I see my maternal grandmother, once a member of the League of German Girls, as most girls were during the Nazi era, now a woman in her 30s as she has just gotten off the train that brought her back from Siberia. She sits on the ground like a beggar in the underpass of Berlin’s Ostbahnhof train station. She is confused, malnourished and lice-ridden. Two days later, in a quarantine camp, she initially can’t even remember the names of her three children.
I see my mother as a 3-year-old girl, carrying a blue earthenware jug with white dots as she flees East Prussia. Her grandmother asked her to carry it so she would have a task to distract her from the grueling walk.
I see my paternal grandmother, the emigrant, in the early 1990s, as her mind begins to go. She sits with her eyes closed, saying: Ten people are shot every minute. Now, she says. And exactly one minute later, without looking at her watch, she repeats: Now.

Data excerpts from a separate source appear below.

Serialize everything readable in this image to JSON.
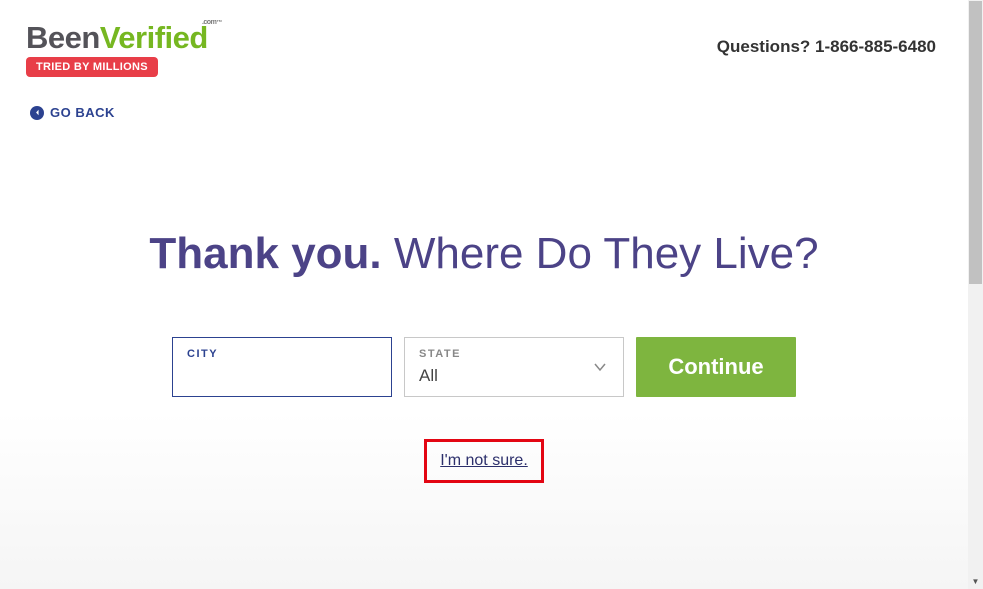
{
  "header": {
    "logo": {
      "part1": "Been",
      "part2": "Verified",
      "suffix_line1": ".com",
      "tm": "™"
    },
    "badge": "TRIED BY MILLIONS",
    "questions": "Questions? 1-866-885-6480"
  },
  "nav": {
    "go_back": "GO BACK"
  },
  "heading": {
    "bold": "Thank you.",
    "rest": " Where Do They Live?"
  },
  "form": {
    "city": {
      "label": "CITY",
      "value": ""
    },
    "state": {
      "label": "STATE",
      "value": "All"
    },
    "continue": "Continue"
  },
  "links": {
    "not_sure": "I'm not sure."
  }
}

I see my mother in 1992, writing a letter to protest her dismissal from Humboldt University. She hadn’t done anything wrong; the new authorities had simply undertaken a restructuring process, euphemistically described as “evaluation.”
I see my grandparents’ summer house as it falls into disrepair. Like roughly 650,000 other houses that were inhabited by East Germans for 40 years, it was returned to the former owners from the West after reunification. Those old-new owners left it vacant, then sold it at a high price to someone who left it vacant for even longer and then sold it at an even higher price. For years, the only things living under the dilapidated thatched roof were the pine martens. The house falls into disrepair, while the property transforms from a place to live into an object of speculation.

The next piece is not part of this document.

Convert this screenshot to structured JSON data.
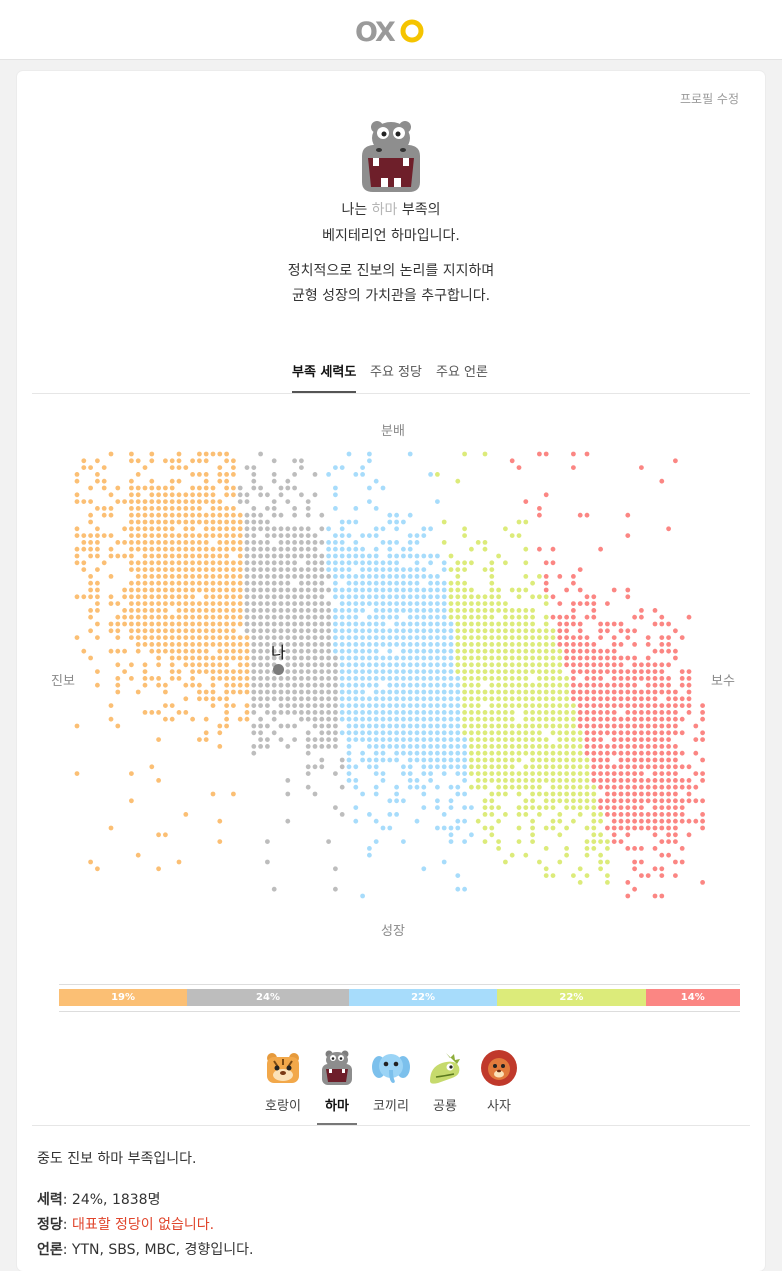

While my mother is temporarily employed in a so-called “job creation scheme” and my father is shuffling from project to project after the dissolution of the Academy of Sciences, I wander through New York, dizzy from looking up. But on the pavement of the streets, under bridges or in the subway trains, I also see those in the shadow, who were not strong enough to succeed in the capitalist society. One of them has wrapped himself from top to bottom in plastic bags and seems to have made the subway his home.
We cannot escape history; it has its place in our lives, and nowhere else. And there is no such thing as “zero hour” — no moment when history resets. Prehistory always hangs like a lead weight on the present, and post-history, which we call the future, has its roots in what is already here. Even when major upheavals happen quickly, the scars are different for each generation — for the old, the middle-aged and the young.

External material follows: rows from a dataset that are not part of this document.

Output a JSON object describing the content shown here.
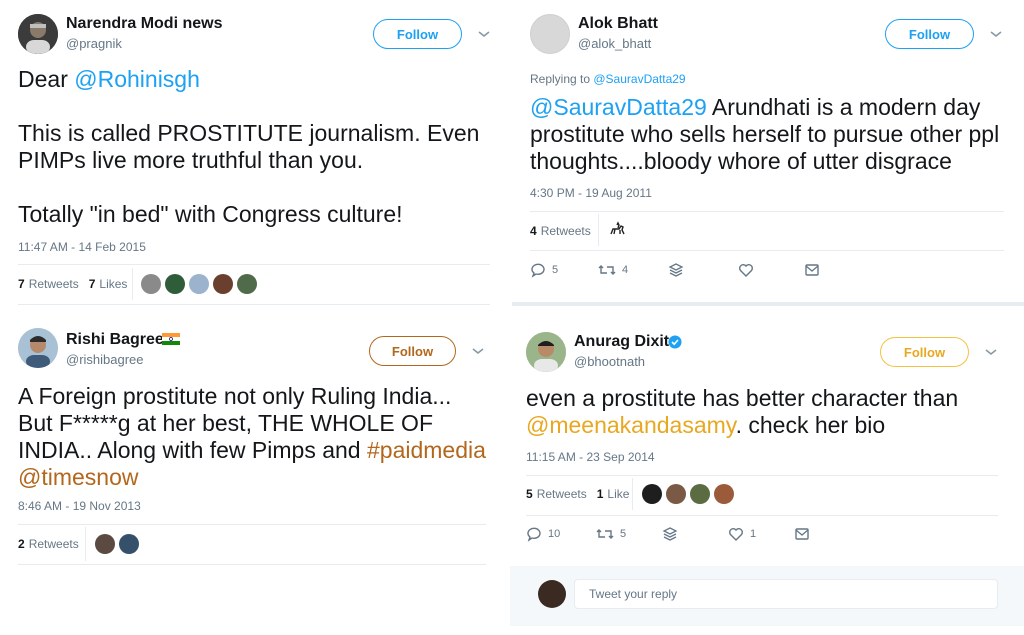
{
  "tweets": [
    {
      "name": "Narendra Modi news",
      "handle": "@pragnik",
      "follow_label": "Follow",
      "text_prefix": "Dear ",
      "mention": "@Rohinisgh",
      "body1": "This is called PROSTITUTE journalism. Even PIMPs live more truthful than you.",
      "body2": "Totally \"in bed\" with Congress culture!",
      "timestamp": "11:47 AM - 14 Feb 2015",
      "retweets_count": "7",
      "retweets_label": "Retweets",
      "likes_count": "7",
      "likes_label": "Likes"
    },
    {
      "name": "Alok Bhatt",
      "handle": "@alok_bhatt",
      "follow_label": "Follow",
      "replying_prefix": "Replying to ",
      "replying_to": "@SauravDatta29",
      "mention": "@SauravDatta29",
      "text": " Arundhati is a modern day prostitute who sells herself to pursue other ppl thoughts....bloody whore of utter disgrace",
      "timestamp": "4:30 PM - 19 Aug 2011",
      "retweets_count": "4",
      "retweets_label": "Retweets",
      "replies": "5",
      "rts": "4"
    },
    {
      "name": "Rishi Bagree",
      "handle": "@rishibagree",
      "follow_label": "Follow",
      "text": "A Foreign prostitute not only Ruling India... But F*****g  at her best, THE WHOLE OF INDIA.. Along with few Pimps and ",
      "hashtag": "#paidmedia",
      "mention": " @timesnow",
      "timestamp": "8:46 AM - 19 Nov 2013",
      "retweets_count": "2",
      "retweets_label": "Retweets"
    },
    {
      "name": "Anurag Dixit",
      "handle": "@bhootnath",
      "follow_label": "Follow",
      "text1": "even a prostitute has better character than ",
      "mention": "@meenakandasamy",
      "text2": ". check her bio",
      "timestamp": "11:15 AM - 23 Sep 2014",
      "retweets_count": "5",
      "retweets_label": "Retweets",
      "likes_count": "1",
      "likes_label": "Like",
      "replies": "10",
      "rts": "5",
      "likes": "1",
      "reply_placeholder": "Tweet your reply"
    }
  ],
  "icons": [
    "reply-icon",
    "retweet-icon",
    "stack-icon",
    "heart-icon",
    "message-icon",
    "chevron-down-icon",
    "verified-icon",
    "india-flag-icon",
    "horse-rider-icon"
  ],
  "colors": {
    "link_blue": "#1da1f2",
    "link_brown": "#b3671c",
    "link_gold": "#e8a821",
    "muted": "#657786"
  }
}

In history books each battle has a name; an amendment to a law appears in print; new borders after a war are shown on a map. But no map shows the place where an historical event becomes a personal experience; these places only exist in each individual life. Only there does an historical moment turn into a reality that divides memory into before and after. The powerful force for change that lies in dissatisfaction and hope is sometimes crushed. Sometimes it blindly loses its way. Sometimes others use it for their own purposes. Sometimes it leads to brief happiness. Often it does not.
“In olden times, when wishing still did some good” — these words begin many a German fairy tale.
Jenny Erpenbeck is a German writer. Her novel “Kairos” won the 2024 International Booker Prize.
This essay was translated from the German by Kurt Beals.